Nil’in Dili Kahire’nin dördüncü bölümünde yazarın, Nil’in
doğusunda olduğunu öğrendiğimiz Atebe Meydanı’ndaki izlenimlerine, buradan
hareketle Mısır’ın müzik zevkine (s. 116), kutsal gün ve gecelerdeki
etkinliklerin içeriğine (s. 122-125), tarikat-devlet ilişkisine, İmam Şafii’nin
gömülü olduğu eski Kahire’ye ve güney mahallelerine, Mısır’ın Kuran
okuyucularına, Kahire’nin en eski alışveriş merkezlerinden biri olan Han-ı
Halili’ye ve ruhumuza koyu rayihalar getiren Fişavi Kahvesi’ne, Ezher’e,
camilere, yöresel tatlara yolculuk ediyoruz. Mekânları, yapıları, ses ve
suretleri derinlemesine işleyen Özünlü okurunu da götürüyor gittiği yerlere…

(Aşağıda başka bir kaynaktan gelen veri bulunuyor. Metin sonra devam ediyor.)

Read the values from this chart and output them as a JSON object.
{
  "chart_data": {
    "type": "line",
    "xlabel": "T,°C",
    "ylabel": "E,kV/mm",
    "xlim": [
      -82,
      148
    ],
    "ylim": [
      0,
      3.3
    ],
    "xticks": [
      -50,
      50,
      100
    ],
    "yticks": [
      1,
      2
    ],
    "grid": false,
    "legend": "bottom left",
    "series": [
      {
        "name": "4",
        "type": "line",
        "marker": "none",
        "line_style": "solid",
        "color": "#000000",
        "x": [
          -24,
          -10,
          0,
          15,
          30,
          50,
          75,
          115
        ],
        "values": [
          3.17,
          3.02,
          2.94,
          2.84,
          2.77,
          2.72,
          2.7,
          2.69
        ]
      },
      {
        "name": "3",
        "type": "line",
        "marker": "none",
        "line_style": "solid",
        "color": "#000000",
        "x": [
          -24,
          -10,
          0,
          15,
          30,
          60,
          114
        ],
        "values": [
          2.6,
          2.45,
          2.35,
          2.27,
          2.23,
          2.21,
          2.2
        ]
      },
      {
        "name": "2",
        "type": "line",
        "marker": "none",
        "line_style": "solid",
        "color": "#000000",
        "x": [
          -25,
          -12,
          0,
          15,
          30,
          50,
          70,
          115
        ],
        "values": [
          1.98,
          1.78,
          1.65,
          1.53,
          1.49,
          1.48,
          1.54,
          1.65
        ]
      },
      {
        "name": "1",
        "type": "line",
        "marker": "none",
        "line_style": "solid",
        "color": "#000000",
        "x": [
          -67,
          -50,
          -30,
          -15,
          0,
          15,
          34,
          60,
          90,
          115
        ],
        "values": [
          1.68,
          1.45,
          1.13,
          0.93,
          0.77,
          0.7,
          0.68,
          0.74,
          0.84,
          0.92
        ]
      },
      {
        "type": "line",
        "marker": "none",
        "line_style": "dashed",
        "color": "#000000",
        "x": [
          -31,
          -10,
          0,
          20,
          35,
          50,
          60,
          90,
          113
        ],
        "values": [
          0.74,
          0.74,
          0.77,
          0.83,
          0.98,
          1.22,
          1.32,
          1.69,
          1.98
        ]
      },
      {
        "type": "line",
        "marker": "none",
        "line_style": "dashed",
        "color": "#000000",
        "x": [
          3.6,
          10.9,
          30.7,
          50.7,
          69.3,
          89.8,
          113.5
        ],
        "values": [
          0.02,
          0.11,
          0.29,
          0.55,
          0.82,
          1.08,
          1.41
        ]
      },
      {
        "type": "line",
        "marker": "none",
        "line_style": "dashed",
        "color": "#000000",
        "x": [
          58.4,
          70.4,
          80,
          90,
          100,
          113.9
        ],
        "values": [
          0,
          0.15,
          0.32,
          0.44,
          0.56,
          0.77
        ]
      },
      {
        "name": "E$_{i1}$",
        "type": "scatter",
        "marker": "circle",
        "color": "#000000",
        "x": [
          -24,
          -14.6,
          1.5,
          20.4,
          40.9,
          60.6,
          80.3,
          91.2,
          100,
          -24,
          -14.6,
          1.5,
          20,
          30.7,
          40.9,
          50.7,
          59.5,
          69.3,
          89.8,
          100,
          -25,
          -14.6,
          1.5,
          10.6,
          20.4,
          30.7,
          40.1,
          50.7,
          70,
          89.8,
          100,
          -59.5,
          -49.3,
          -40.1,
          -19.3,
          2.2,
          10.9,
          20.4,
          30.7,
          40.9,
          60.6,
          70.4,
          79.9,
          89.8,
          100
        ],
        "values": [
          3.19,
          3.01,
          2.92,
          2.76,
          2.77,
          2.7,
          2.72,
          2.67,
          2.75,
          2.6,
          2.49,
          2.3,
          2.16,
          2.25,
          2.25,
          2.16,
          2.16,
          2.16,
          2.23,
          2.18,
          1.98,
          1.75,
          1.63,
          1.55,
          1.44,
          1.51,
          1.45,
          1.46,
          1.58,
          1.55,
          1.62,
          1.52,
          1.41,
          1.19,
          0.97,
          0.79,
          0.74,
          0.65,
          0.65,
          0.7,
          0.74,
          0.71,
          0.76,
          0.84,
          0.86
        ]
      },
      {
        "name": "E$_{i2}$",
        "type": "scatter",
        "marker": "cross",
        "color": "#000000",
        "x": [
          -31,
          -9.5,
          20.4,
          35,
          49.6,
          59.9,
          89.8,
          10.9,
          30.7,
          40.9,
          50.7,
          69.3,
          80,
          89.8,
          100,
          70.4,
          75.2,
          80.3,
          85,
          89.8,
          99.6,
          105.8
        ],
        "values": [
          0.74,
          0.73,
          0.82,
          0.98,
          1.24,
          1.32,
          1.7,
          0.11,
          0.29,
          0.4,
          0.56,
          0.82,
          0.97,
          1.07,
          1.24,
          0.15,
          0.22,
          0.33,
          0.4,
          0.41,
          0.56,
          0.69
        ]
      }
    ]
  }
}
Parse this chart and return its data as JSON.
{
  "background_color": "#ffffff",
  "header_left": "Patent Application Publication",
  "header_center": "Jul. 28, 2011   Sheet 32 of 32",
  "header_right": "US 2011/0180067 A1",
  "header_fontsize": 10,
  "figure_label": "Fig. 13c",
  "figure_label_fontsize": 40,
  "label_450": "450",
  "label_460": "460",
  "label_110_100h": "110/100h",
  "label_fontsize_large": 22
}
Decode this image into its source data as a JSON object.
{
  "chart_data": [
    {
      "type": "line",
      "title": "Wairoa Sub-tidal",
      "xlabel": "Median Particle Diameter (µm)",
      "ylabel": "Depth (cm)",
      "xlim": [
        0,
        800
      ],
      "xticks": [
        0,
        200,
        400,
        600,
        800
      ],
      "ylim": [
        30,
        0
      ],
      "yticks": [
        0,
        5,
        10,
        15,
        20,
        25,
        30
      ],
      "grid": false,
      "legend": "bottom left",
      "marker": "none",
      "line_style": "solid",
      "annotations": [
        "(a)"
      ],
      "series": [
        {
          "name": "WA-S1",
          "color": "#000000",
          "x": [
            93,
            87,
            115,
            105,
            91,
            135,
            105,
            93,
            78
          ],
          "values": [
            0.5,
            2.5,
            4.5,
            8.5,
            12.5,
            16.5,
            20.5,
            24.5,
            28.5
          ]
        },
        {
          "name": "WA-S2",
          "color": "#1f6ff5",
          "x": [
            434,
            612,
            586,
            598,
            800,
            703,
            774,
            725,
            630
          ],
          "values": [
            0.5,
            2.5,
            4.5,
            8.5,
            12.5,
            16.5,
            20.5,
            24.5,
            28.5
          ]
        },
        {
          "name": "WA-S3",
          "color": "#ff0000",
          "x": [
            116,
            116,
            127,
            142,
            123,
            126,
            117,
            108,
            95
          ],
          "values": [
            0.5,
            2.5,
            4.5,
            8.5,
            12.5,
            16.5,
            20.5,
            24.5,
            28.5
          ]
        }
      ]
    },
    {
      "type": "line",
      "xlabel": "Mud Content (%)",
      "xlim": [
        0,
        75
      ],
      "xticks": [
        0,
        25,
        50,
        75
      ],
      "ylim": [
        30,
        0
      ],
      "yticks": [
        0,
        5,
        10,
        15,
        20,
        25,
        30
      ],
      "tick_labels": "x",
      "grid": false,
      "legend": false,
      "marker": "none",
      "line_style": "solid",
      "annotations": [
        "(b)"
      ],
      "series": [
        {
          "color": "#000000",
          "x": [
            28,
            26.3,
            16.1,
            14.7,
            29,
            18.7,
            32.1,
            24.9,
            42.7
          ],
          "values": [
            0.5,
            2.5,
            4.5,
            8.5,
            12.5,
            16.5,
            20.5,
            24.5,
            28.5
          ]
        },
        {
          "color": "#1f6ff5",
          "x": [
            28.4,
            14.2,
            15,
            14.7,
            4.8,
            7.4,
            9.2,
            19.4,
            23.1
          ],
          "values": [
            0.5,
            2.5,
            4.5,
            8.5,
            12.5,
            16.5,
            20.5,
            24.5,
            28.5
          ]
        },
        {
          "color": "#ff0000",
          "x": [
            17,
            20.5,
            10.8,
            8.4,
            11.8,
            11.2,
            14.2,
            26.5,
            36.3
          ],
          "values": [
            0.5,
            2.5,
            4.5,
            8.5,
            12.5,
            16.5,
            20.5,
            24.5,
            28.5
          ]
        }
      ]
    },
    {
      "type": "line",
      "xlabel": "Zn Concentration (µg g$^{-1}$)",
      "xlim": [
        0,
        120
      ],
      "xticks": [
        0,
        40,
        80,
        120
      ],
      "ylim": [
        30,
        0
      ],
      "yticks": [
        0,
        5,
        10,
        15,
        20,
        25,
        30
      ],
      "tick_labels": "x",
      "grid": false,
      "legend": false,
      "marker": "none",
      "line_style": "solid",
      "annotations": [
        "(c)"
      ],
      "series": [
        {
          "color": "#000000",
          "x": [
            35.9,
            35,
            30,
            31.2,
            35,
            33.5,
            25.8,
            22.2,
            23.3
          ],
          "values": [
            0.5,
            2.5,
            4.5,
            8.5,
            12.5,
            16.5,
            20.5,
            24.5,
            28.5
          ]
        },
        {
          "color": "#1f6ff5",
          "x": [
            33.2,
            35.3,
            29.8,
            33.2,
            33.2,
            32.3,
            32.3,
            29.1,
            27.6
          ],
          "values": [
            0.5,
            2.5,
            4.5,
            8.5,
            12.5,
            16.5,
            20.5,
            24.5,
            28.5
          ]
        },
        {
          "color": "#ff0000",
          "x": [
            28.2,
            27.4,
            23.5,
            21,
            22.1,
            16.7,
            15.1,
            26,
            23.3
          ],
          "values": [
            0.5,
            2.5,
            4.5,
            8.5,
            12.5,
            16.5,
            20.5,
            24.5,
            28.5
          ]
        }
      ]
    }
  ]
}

Nihayetinde Kahire Üniversitesi yaz tatiline girdikten sonra Bahriye
Vahaları’ndaki El-Kasır kasabasını ziyaret eden yazar vesilesiyle mineral ve
madenler ihtiva eden bölgenin Firavunlar devrine uzanan bir kaplıca cenneti
olduğunu öğreniyor, evlerin kapılarındaki yazı ve motiflerin ne anlama
geldiğini takip imkânı buluyoruz. Buveyti Şehri’nin meydanlarını, çarşı ve
pazarlarını gezerken Mısırlılardaki Türk algısını anlamlandırıyoruz. Evlerinin
çatısız ve kiremitsiz olduğunu öğrendiğimiz ülkenin tarihine Züveyle
Kapısı’yla; zarif süslemeli duvarları, muazzam çinileri, motifleri, yazılarıyla
bir sanat mabedi olarak tanıtılan el-Rifai Camii’yle, Selahaddin Kalesi’yle,
Sultan Hasan Camii ile dokunuyoruz. Yazarın yüzbinlerce metrekarelik ruh
havzası olarak nitelediği Cebbânetü’l Memâlik adlı uçsuz bucaksız mezarlığından
geçiyoruz. Kahire’nin güneybatısında yer alan büyük şehir Feyyum’a, oradan da
Karun Gölü’ne gidiyoruz. Tahrir Meydanı’nda bulunan ve dünyanın en büyük açık
hava müzesi olan Mısır Firavun Müzesi’ni; mumyalarını, heykellerini,
lahitlerini, mermerlerini, mücevherlerini, sembollerini, papirüslerini
adımlıyoruz. Yazarın müze gezisi sonundaki tespiti ise hayli çarpıcı; “Geçmişin
derinliklerinde; günümüz teknolojisinin, henüz sırrını dahi çözemediği bir
yığın muamma, binlerce bilinmezlik giziyle dolu şaheser saklıymış (s. 185).”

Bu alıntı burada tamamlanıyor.